With all the words deciphered, no bump in the OCR backend?

--
Domestic spying is now "Benign Information Gathering"
Google Captcha processor here I come!!!! by OzPeter · 2010-06-22 01:19 · Score: 2, Interesting

How long before you see an automated system to upload and process Captcha images on google?

--
I am Slashdot. Are you Slashdot as well?
1. Re:Google Captcha processor here I come!!!! by BrightSpark · 2010-06-22 03:15 · Score: 2, Interesting
  
  One of the easier ways to restrict how your words and ideas are searched and indexed on the net is to to hide them in plain sight. A jpg image of text is very dificult for a search engine to use, yet you and I can read and understand the data quite easily. This ability to scan on line has been around, but not mainstream to my knowledge. I'm guessing Google has been checking jpgs for text as a trial for some time. Once this is gone maybe ASCII art text will work for a while. Hiding/protecting data by steganography is detectable by scan now, eg http://www.outguess.org/detection.php so the battle continues.
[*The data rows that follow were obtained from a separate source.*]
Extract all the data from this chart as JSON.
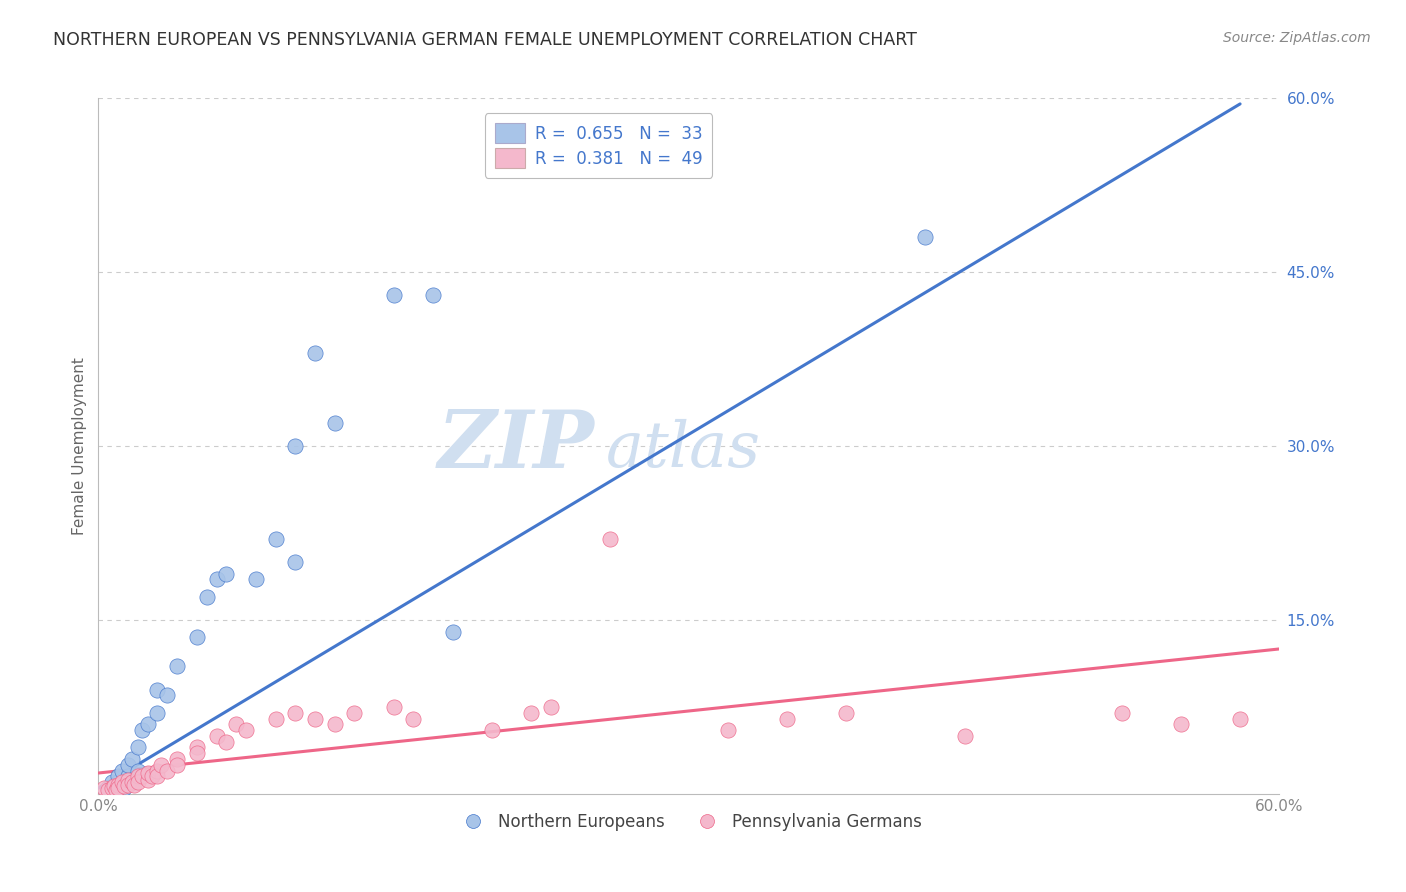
{
  "title": "NORTHERN EUROPEAN VS PENNSYLVANIA GERMAN FEMALE UNEMPLOYMENT CORRELATION CHART",
  "source": "Source: ZipAtlas.com",
  "ylabel": "Female Unemployment",
  "xlim": [
    0.0,
    0.6
  ],
  "ylim": [
    0.0,
    0.6
  ],
  "xtick_vals": [
    0.0,
    0.6
  ],
  "xtick_labels": [
    "0.0%",
    "60.0%"
  ],
  "ytick_vals_right": [
    0.6,
    0.45,
    0.3,
    0.15
  ],
  "ytick_labels_right": [
    "60.0%",
    "45.0%",
    "30.0%",
    "15.0%"
  ],
  "legend_R_blue": "0.655",
  "legend_N_blue": "33",
  "legend_R_pink": "0.381",
  "legend_N_pink": "49",
  "blue_color": "#a8c4e8",
  "pink_color": "#f4b8cc",
  "line_blue": "#4477cc",
  "line_pink": "#ee6688",
  "watermark_zip": "ZIP",
  "watermark_atlas": "atlas",
  "watermark_color": "#d0dff0",
  "blue_scatter": [
    [
      0.005,
      0.005
    ],
    [
      0.007,
      0.01
    ],
    [
      0.008,
      0.005
    ],
    [
      0.01,
      0.01
    ],
    [
      0.01,
      0.015
    ],
    [
      0.012,
      0.02
    ],
    [
      0.013,
      0.005
    ],
    [
      0.015,
      0.015
    ],
    [
      0.015,
      0.025
    ],
    [
      0.017,
      0.03
    ],
    [
      0.018,
      0.01
    ],
    [
      0.02,
      0.04
    ],
    [
      0.02,
      0.02
    ],
    [
      0.022,
      0.055
    ],
    [
      0.025,
      0.06
    ],
    [
      0.03,
      0.07
    ],
    [
      0.03,
      0.09
    ],
    [
      0.035,
      0.085
    ],
    [
      0.04,
      0.11
    ],
    [
      0.05,
      0.135
    ],
    [
      0.055,
      0.17
    ],
    [
      0.06,
      0.185
    ],
    [
      0.065,
      0.19
    ],
    [
      0.08,
      0.185
    ],
    [
      0.09,
      0.22
    ],
    [
      0.1,
      0.3
    ],
    [
      0.11,
      0.38
    ],
    [
      0.12,
      0.32
    ],
    [
      0.15,
      0.43
    ],
    [
      0.17,
      0.43
    ],
    [
      0.42,
      0.48
    ],
    [
      0.1,
      0.2
    ],
    [
      0.18,
      0.14
    ]
  ],
  "pink_scatter": [
    [
      0.003,
      0.005
    ],
    [
      0.005,
      0.003
    ],
    [
      0.007,
      0.005
    ],
    [
      0.008,
      0.007
    ],
    [
      0.009,
      0.003
    ],
    [
      0.01,
      0.008
    ],
    [
      0.01,
      0.005
    ],
    [
      0.012,
      0.01
    ],
    [
      0.013,
      0.007
    ],
    [
      0.015,
      0.012
    ],
    [
      0.015,
      0.008
    ],
    [
      0.017,
      0.01
    ],
    [
      0.018,
      0.008
    ],
    [
      0.02,
      0.015
    ],
    [
      0.02,
      0.01
    ],
    [
      0.022,
      0.015
    ],
    [
      0.025,
      0.012
    ],
    [
      0.025,
      0.018
    ],
    [
      0.027,
      0.015
    ],
    [
      0.03,
      0.02
    ],
    [
      0.03,
      0.015
    ],
    [
      0.032,
      0.025
    ],
    [
      0.035,
      0.02
    ],
    [
      0.04,
      0.03
    ],
    [
      0.04,
      0.025
    ],
    [
      0.05,
      0.04
    ],
    [
      0.05,
      0.035
    ],
    [
      0.06,
      0.05
    ],
    [
      0.065,
      0.045
    ],
    [
      0.07,
      0.06
    ],
    [
      0.075,
      0.055
    ],
    [
      0.09,
      0.065
    ],
    [
      0.1,
      0.07
    ],
    [
      0.11,
      0.065
    ],
    [
      0.12,
      0.06
    ],
    [
      0.13,
      0.07
    ],
    [
      0.15,
      0.075
    ],
    [
      0.16,
      0.065
    ],
    [
      0.2,
      0.055
    ],
    [
      0.22,
      0.07
    ],
    [
      0.23,
      0.075
    ],
    [
      0.26,
      0.22
    ],
    [
      0.32,
      0.055
    ],
    [
      0.35,
      0.065
    ],
    [
      0.38,
      0.07
    ],
    [
      0.44,
      0.05
    ],
    [
      0.52,
      0.07
    ],
    [
      0.55,
      0.06
    ],
    [
      0.58,
      0.065
    ]
  ],
  "blue_line_x": [
    0.0,
    0.58
  ],
  "blue_line_y": [
    0.005,
    0.595
  ],
  "pink_line_x": [
    0.0,
    0.6
  ],
  "pink_line_y": [
    0.018,
    0.125
  ],
  "grid_color": "#cccccc",
  "bg_color": "#ffffff",
  "title_color": "#333333",
  "source_color": "#888888",
  "axis_label_color": "#666666",
  "tick_color": "#888888"
}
Of course one can work offline and send letters to each other and be protected by law :-) I wonder if one day sending stuff my mail will seem shady?
Re:lolwut? by erikdalen · 2010-06-22 01:19 · Score: 3, Interesting

Didn't fail at all on a PDF with typed text for me. Did you actually try it?
I bet they don't actually use OCR on a PDF with typed text as they can just extract it from the PDF, they probably use that on images inside PDFs though.

--
Erik Dalén
OCR efficiency by Anonymous Coward · 2010-06-22 01:34 · Score: 1, Interesting

> the result wasn't great. About 10% of the text has been incorrectly converted and the formatting hasn't been preserved.
Well, what is the state of the art of OCR today? I wouldn't call this a bad result either... And OTOH, if people were correctly trained in spelling, we would have made do without spell checkers and have invested in OCR technology instead, right? ;)
Google search had OCR before Google Docs by mike.mondy · 2010-06-22 06:01 · Score: 2, Interesting

Google's search engine started doing OCR on any scanned documents they found in late 2008. The results were horrible in some cases, but it didn't matter. The searchable OCR results made it possible to find things more easily and you could obviously refer to the original source if the OCR was too garbled.
lots of tough problems in OCR by tmbdev · 2010-06-22 13:55 · Score: 2, Interesting

OCR consists of many steps; recognizing the individual characters is only one of them. You also need to separate text from images, group characters into lines and columns, separate floats, captions, and body text, etc. Many of those are tough problems even if someone hands you a PDF with all the characters. And if any one of them is wrong, the entire output may be wrong.
Recognizing individual characters is also harder than you may think because there is such a wide variety of fonts in use and because there are so many odd things that can happen. Even in perfectly rendered images (no dirt etc.), two characters may be bit-identical but mean something different in different fonts. Ligatures, underlines, unknown characters, etc. also make the problem quite a bit harder.
And even though 1% error would be low for just about any other machine learning or pattern recognition problem, that's a high OCR error and looks quite bad; people are much more sensitive to OCR errors than pattern recognition errors in other contexts. Furthermore, there are a lot of characters to be classified and you only get very little CPU time per character.
We've been developing an OCR system (ocropus.org) for a while now (see http://bit.ly/9Xputj for status info). It's fairly easy to get excellent performance on a closed dataset with a well-defined character set. Getting acceptable performance on arbitrary documents and dealing with all the special cases (ligatures, foreign characters, color images, magazine layouts, unknown languages, Unicode issues, etc.) is tons of work.
Oh, and in case you're wondering, although Google has sponsored OCRopus (thanks!), OCRopus is a separate project from Google's internal OCR efforts.